Iridal se humedeció los labios, pero no miró al hombre a la cara.

—El dragón nos atacó. El dragón de azogue de Sinistrad. Muerto mi esposo, el dragón quedó libre de su control y se volvió loco. A partir de ahí, todo se confunde en mi mente. Haplo, el hombre de la piel azul, se llevó a Bane. Me vi a punto de morir... y no me importó. Tienes razón —la mujer levantó la cabeza y dirigió una mirada lánguida a su interlocutor—: Parecía mejor opción la muerte que seguir viviendo. Pero Alfred hechizó al dragón y lo sometió a su dominio. Y entonces...

Los recuerdos revivieron...

Iridal contempló con asombro y temor al dragón, cuya gigantesca cabeza se mecía adelante y atrás como si escuchara una voz tranquilizante y arrulladora.

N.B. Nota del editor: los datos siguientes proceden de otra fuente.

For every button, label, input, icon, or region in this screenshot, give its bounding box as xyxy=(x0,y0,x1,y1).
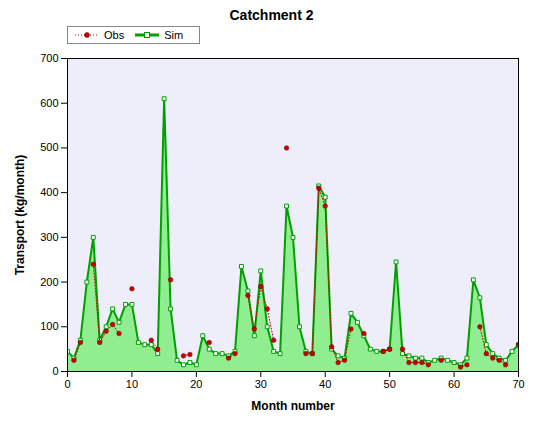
svg-text:0: 0 xyxy=(64,378,70,390)
svg-text:50: 50 xyxy=(384,378,396,390)
html-text:Sim: Sim xyxy=(164,29,184,41)
svg-text:10: 10 xyxy=(126,378,138,390)
html-text:Catchment 2: Catchment 2 xyxy=(229,7,314,23)
svg-text:600: 600 xyxy=(40,97,58,109)
svg-text:100: 100 xyxy=(40,320,58,332)
svg-text:Transport (kg/month): Transport (kg/month) xyxy=(13,155,27,276)
svg-text:700: 700 xyxy=(40,52,58,64)
svg-text:0: 0 xyxy=(52,365,58,377)
svg-text:200: 200 xyxy=(40,276,58,288)
svg-text:20: 20 xyxy=(190,378,202,390)
svg-text:70: 70 xyxy=(512,378,524,390)
svg-text:Month number: Month number xyxy=(251,399,335,413)
svg-text:300: 300 xyxy=(40,231,58,243)
svg-text:400: 400 xyxy=(40,186,58,198)
svg-text:30: 30 xyxy=(255,378,267,390)
svg-text:40: 40 xyxy=(319,378,331,390)
svg-text:60: 60 xyxy=(448,378,460,390)
html-text:Obs: Obs xyxy=(104,29,125,41)
svg-text:500: 500 xyxy=(40,141,58,153)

—Lo has encarcelado en su mente —murmuró.

—Exacto —asintió Alfred—. Es la prisión más sólida que se ha construido jamás.

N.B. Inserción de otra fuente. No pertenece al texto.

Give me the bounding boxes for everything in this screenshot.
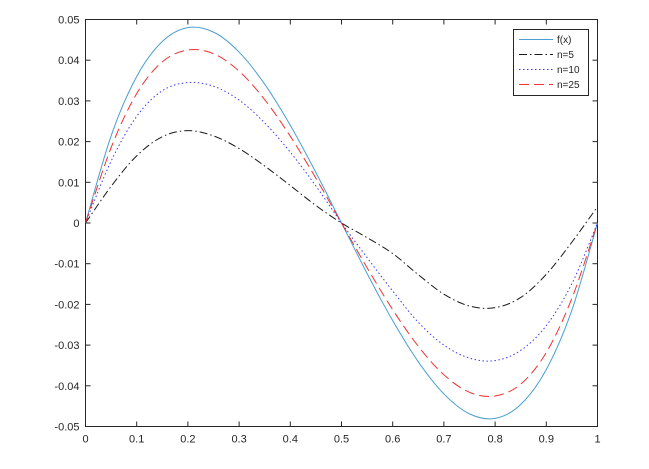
y-tick-label: 0.01 (58, 177, 79, 189)
y-tick-label: 0.04 (58, 55, 79, 67)
x-tick-label: 0.4 (283, 434, 298, 446)
y-tick-label: -0.05 (54, 422, 79, 434)
x-tick-label: 0.2 (180, 434, 195, 446)
legend-label: n=5 (557, 50, 574, 61)
plot-area: 0 0.1 0.2 0.3 0.4 0.5 0.6 0.7 0.8 0.9 1 0.05 0.04 0.0… (54, 15, 600, 446)
x-tick-label: 0.3 (231, 434, 246, 446)
y-tick-label: -0.02 (54, 299, 79, 311)
x-tick-label: 0.9 (539, 434, 554, 446)
x-tick-label: 1 (594, 434, 600, 446)
x-tick-label: 0.6 (385, 434, 400, 446)
y-tick-label: 0 (73, 218, 79, 230)
x-tick-label: 0.7 (436, 434, 451, 446)
legend-label: n=25 (557, 80, 580, 91)
legend: f(x) n=5 n=10 n=25 (513, 29, 589, 96)
tick-layer: 0 0.1 0.2 0.3 0.4 0.5 0.6 0.7 0.8 0.9 1 0.05 0.04 0.0… (54, 15, 600, 446)
legend-label: f(x) (557, 35, 571, 46)
y-tick-label: 0.05 (58, 15, 79, 27)
series-line-1 (85, 130, 598, 309)
x-tick-label: 0 (82, 434, 88, 446)
y-tick-label: -0.03 (54, 340, 79, 352)
y-tick-label: 0.02 (58, 137, 79, 149)
series-line-3 (85, 49, 598, 397)
y-tick-label: -0.01 (54, 259, 79, 271)
y-tick-label: 0.03 (58, 96, 79, 108)
y-tick-label: -0.04 (54, 381, 79, 393)
series-line-2 (85, 81, 598, 362)
legend-items: f(x) n=5 n=10 n=25 (519, 35, 580, 91)
x-tick-label: 0.1 (129, 434, 144, 446)
legend-label: n=10 (557, 65, 580, 76)
x-tick-label: 0.5 (334, 434, 349, 446)
x-tick-label: 0.8 (487, 434, 502, 446)
series-layer (85, 26, 598, 420)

—Y yo estoy libre —continuó ella con alegre sorpresa—. Y no es demasiado tarde. ¡Aún hay esperanza! ¡Bane, hijo mío! ¡Bane!

Iridal corrió hacia la puerta donde había visto al chiquillo por última vez. La puerta había desaparecido. Los muros de su prisión se habían derrumbado, pero los cascotes le impedían el paso.

—¡Bane! —exclamó, tratando en vano de apartar uno de los pesados bloques de piedra que el dragón había derribado en su furia. Su magia podría haberla ayudado, pero Iridal no conseguía recordar las palabras del hechizo. Estaba demasiado cansada, demasiado vacía. Pero tenía que alcanzar al pequeño. Si conseguía mover aquel obstáculo...

—No, mujer. Deja eso —dijo una voz suave y afable. Unas manos cariñosas asieron las suyas—. No serviría de nada. A estas alturas ya está muy lejos. Haplo se lo ha llevado de nuevo a la nave elfa.

—¿Haplo? ¿Que Haplo se..., se ha llevado a mi hijo? —Para Iridal, aquello no tenía pies ni cabeza—. ¿Por qué? ¿Qué quiere de él?

—No lo sé —respondió Alfred—. No estoy seguro. Pero no te preocupes: recuperaremos a Bane. Sé adonde se dirigen.

—Entonces, tenemos que ir tras ellos —dijo Iridal.